Organ Harvest Concerns Raised as Chinese Leader Visits Europe

An organization in Europe has sought to put “inhuman” organ harvesting in China at the top of the agenda during Chinese leader Xi Jinping’s trip to Europe.
Organ Harvest Concerns Raised as Chinese Leader Visits Europe
Henri Malosse, president of the European Economic and Social Committee, speaks at a conference organized by that NGO in Brussels. Chinese representatives reacted angrily when they found out about the forum. (Courtesy of European Economic and Social Committee)
Matthew Robertson
3/26/2014
Updated:
3/27/2014

An organization in Europe has sought to put organ harvesting in China at the top of the agenda during the current trip to Europe of Chinese Communist Party general secretary Xi Jinping. 

Xi arrived in Europe on March 22. He met with U.S. President Barack Obama on March 24 and is holding meetings with various European officials and governmental representatives, among them European Council President Herman Van Rompuy.  

The European Economic and Social Committee said its plan was to “welcome” Xi Jinping to Europe when they held a forum on March 19 which announced that the Chinese regime’s use of organs “from prisoners of conscience, executed persons, and minorities groups, to be sold in China or outside the country, is a disgrace for humanity and should end immediately.”

Henri Malosse, the president of the EESC, a large non-governmental organization that is a consultative body to the European Union, said that their goal was to “raise public awareness of a practice that we consider unacceptable,” in a telephone interview with the Epoch Times. 

He continued: “It’s something that people might think happened 50 years ago, but it’s happening today, this inhuman behavior of the Chinese authorities.”

Malosse has brought the matter to the attention of European Council President Van Rompuy, and said that he hopes the latter will raise the issue with Xi Jinping during their meeting. 

The EESC forum was covered in the Russian, ItalianSlovakian, and other language medias in Europe.

The Chinese mission at the European Union also found out about it. “They were very serious and very angry that we organized this conference,” Malosse said, underscoring the importance that the forum was held.

The most acute concerns harbored by outside groups on organ harvesting in China relate to the execution of prisoners of conscience for their organs. In this scenario, military hospitals and detention facilities cooperate to procure organs from living individuals who are not guilty of any internationally recognized crime, secretly killing them to harvest their organs for profit. This practice has taken place in China since 2000 on an extralegal basis, and, despite some degree of international attention, is thought to still continue in some form in China today.

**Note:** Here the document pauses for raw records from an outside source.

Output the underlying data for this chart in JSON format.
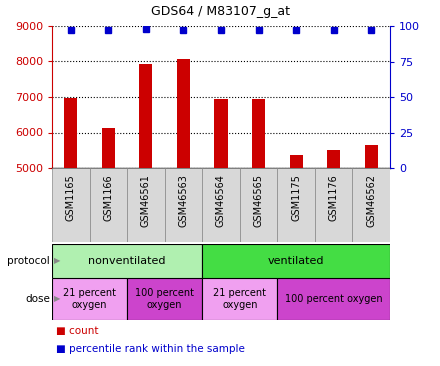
{
  "title": "GDS64 / M83107_g_at",
  "samples": [
    "GSM1165",
    "GSM1166",
    "GSM46561",
    "GSM46563",
    "GSM46564",
    "GSM46565",
    "GSM1175",
    "GSM1176",
    "GSM46562"
  ],
  "counts": [
    6980,
    6120,
    7930,
    8060,
    6950,
    6950,
    5360,
    5500,
    5640
  ],
  "percentiles": [
    97,
    97,
    98,
    97,
    97,
    97,
    97,
    97,
    97
  ],
  "ylim_left": [
    5000,
    9000
  ],
  "ylim_right": [
    0,
    100
  ],
  "yticks_left": [
    5000,
    6000,
    7000,
    8000,
    9000
  ],
  "yticks_right": [
    0,
    25,
    50,
    75,
    100
  ],
  "bar_color": "#cc0000",
  "dot_color": "#0000cc",
  "protocol_groups": [
    {
      "label": "nonventilated",
      "start": 0,
      "end": 4,
      "color": "#b0f0b0"
    },
    {
      "label": "ventilated",
      "start": 4,
      "end": 9,
      "color": "#44dd44"
    }
  ],
  "dose_groups": [
    {
      "label": "21 percent\noxygen",
      "start": 0,
      "end": 2,
      "color": "#f0a0f0"
    },
    {
      "label": "100 percent\noxygen",
      "start": 2,
      "end": 4,
      "color": "#cc44cc"
    },
    {
      "label": "21 percent\noxygen",
      "start": 4,
      "end": 6,
      "color": "#f0a0f0"
    },
    {
      "label": "100 percent oxygen",
      "start": 6,
      "end": 9,
      "color": "#cc44cc"
    }
  ],
  "protocol_label": "protocol",
  "dose_label": "dose",
  "legend_count": "count",
  "legend_percentile": "percentile rank within the sample",
  "tick_label_color_left": "#cc0000",
  "tick_label_color_right": "#0000cc"
}
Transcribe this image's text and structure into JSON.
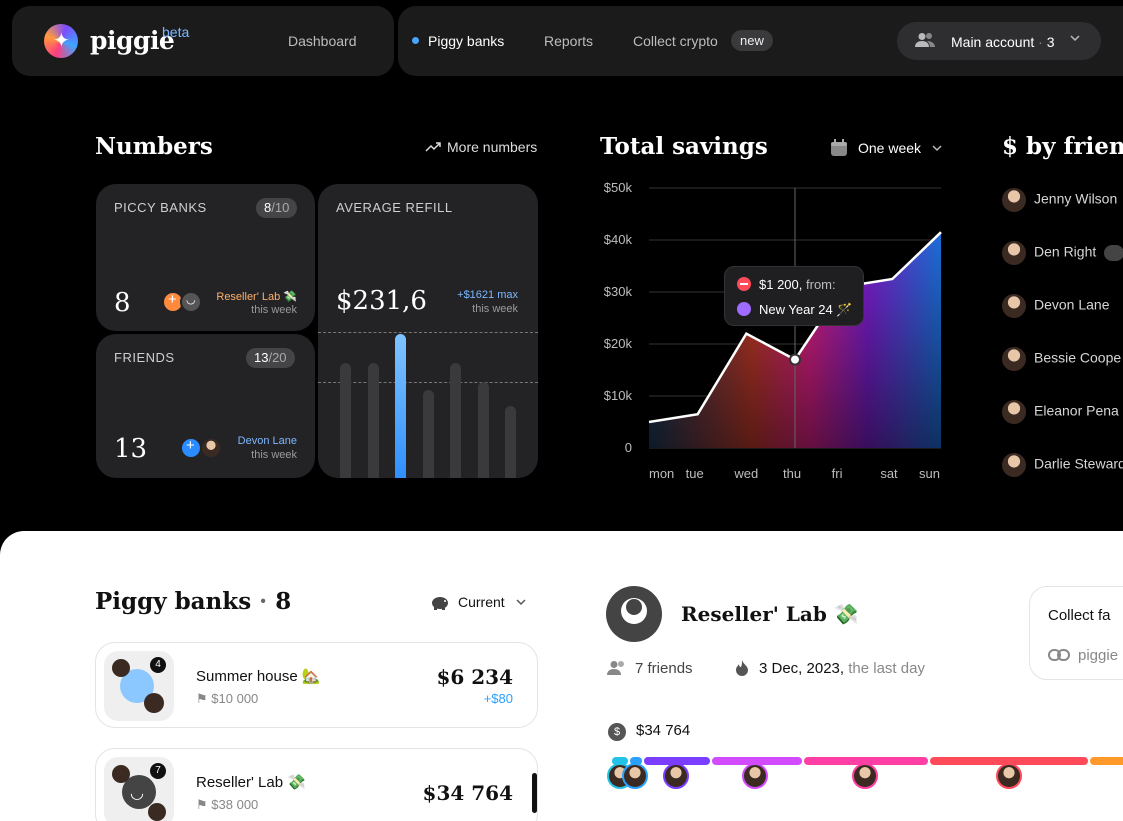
{
  "nav": {
    "brand": "piggie",
    "beta": "beta",
    "links": [
      "Dashboard",
      "Piggy banks",
      "Reports",
      "Collect crypto"
    ],
    "new_badge": "new",
    "account_label": "Main account",
    "account_count": "3"
  },
  "numbers": {
    "title": "Numbers",
    "more": "More numbers",
    "piggy_banks": {
      "label": "PICCY BANKS",
      "pill_cur": "8",
      "pill_max": "/10",
      "value": "8",
      "who": "Reseller' Lab",
      "when": "this week"
    },
    "friends": {
      "label": "FRIENDS",
      "pill_cur": "13",
      "pill_max": "/20",
      "value": "13",
      "who": "Devon Lane",
      "when": "this week"
    },
    "refill": {
      "label": "AVERAGE REFILL",
      "value": "$231,6",
      "max": "+$1621 max",
      "when": "this week",
      "bar_levels": [
        0.72,
        0.72,
        0.9,
        0.55,
        0.72,
        0.6,
        0.45
      ]
    }
  },
  "savings": {
    "title": "Total savings",
    "period": "One week",
    "tooltip_amount": "$1 200,",
    "tooltip_from": "from:",
    "tooltip_source": "New Year 24"
  },
  "chart_data": {
    "type": "area",
    "title": "Total savings",
    "categories": [
      "mon",
      "tue",
      "wed",
      "thu",
      "fri",
      "sat",
      "sun"
    ],
    "y_ticks": [
      "$50k",
      "$40k",
      "$30k",
      "$20k",
      "$10k",
      "0"
    ],
    "ylim": [
      0,
      50000
    ],
    "values": [
      5000,
      6500,
      22000,
      17000,
      31000,
      32500,
      41500
    ],
    "highlight_index": 3,
    "grid": true
  },
  "by_friend": {
    "title": "$ by friend",
    "friends": [
      "Jenny Wilson",
      "Den Right",
      "Devon Lane",
      "Bessie Coope",
      "Eleanor Pena",
      "Darlie Steward"
    ]
  },
  "piggy_list": {
    "title": "Piggy banks",
    "count": "8",
    "filter": "Current",
    "items": [
      {
        "name": "Summer house",
        "goal": "$10 000",
        "value": "$6 234",
        "added": "+$80",
        "badge": "4"
      },
      {
        "name": "Reseller' Lab",
        "goal": "$38 000",
        "value": "$34 764",
        "added": "",
        "badge": "7"
      }
    ]
  },
  "detail": {
    "name": "Reseller' Lab",
    "friends": "7 friends",
    "date": "3 Dec, 2023,",
    "date_note": "the last day",
    "total": "$34 764",
    "collect_title": "Collect fa",
    "collect_link": "piggie"
  },
  "colors": {
    "accent": "#4aa3ff",
    "timeline": [
      "#22c3e6",
      "#7b3dff",
      "#d24bff",
      "#ff3fa4",
      "#ff4a5a",
      "#ff9a2a"
    ]
  }
}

Practitioners of Falun Gong, a traditional spiritual practice, have for years been almost the sole target of such practices. A seminal 2006 report by two Canadian researchers concluded that around 41,500 organs were most likely transplanted from secretly executed Falun Gong practitioners. Subsequent researchers have updated those estimates by several more tens of thousands.  

Global concern about ongoing organ transplantation practices in China were heightened recently when Huang Jiefu, the chief of China’s Organ Donation and Transplant Committee, the body that seeks to coordinate organ transplantation policy in the country, reversed the longstanding official position on the use of prisoner organs. 

He told Chinese media agencies that “judicial agencies and local health ministries should establish ties, and allow death row prisoners to voluntarily donate organs and be added to the computer organ allocation system.” 

Family members who assented to the harvesting of their condemned relatives would be financially compensated, Huang said. 

This development was a reversal of the position held by Chinese authorities since 2006, which promised to reform and eventually eliminate the use of organs from executed prisoners. 

The unexpected backflip has caused international transplant groups to reassess their level of cooperation and support for the supposed reforms that Chinese authorities had promised for so long. 

Malosse, the president of the European NGO, said of this recent news that it was a “sad, inhuman development.” The offer of money to consenting families is “blackmail,” he said. 

“It’s a commercial utilization of persons. If I die tomorrow in a car accident and I come to my own decision to give organs to another person, I think this is a very good action for others. But getting organs from executed prisoners, and buying their permission with money, is even worse. It’s inhuman—the brutality of the Chinese regime.”

Matthew Robertson is the former China news editor for The Epoch Times. He was previously a reporter for the newspaper in Washington, D.C. In 2013 he was awarded the Society of Professional Journalists’ Sigma Delta Chi award for coverage of the Chinese regime's forced organ harvesting of prisoners of conscience.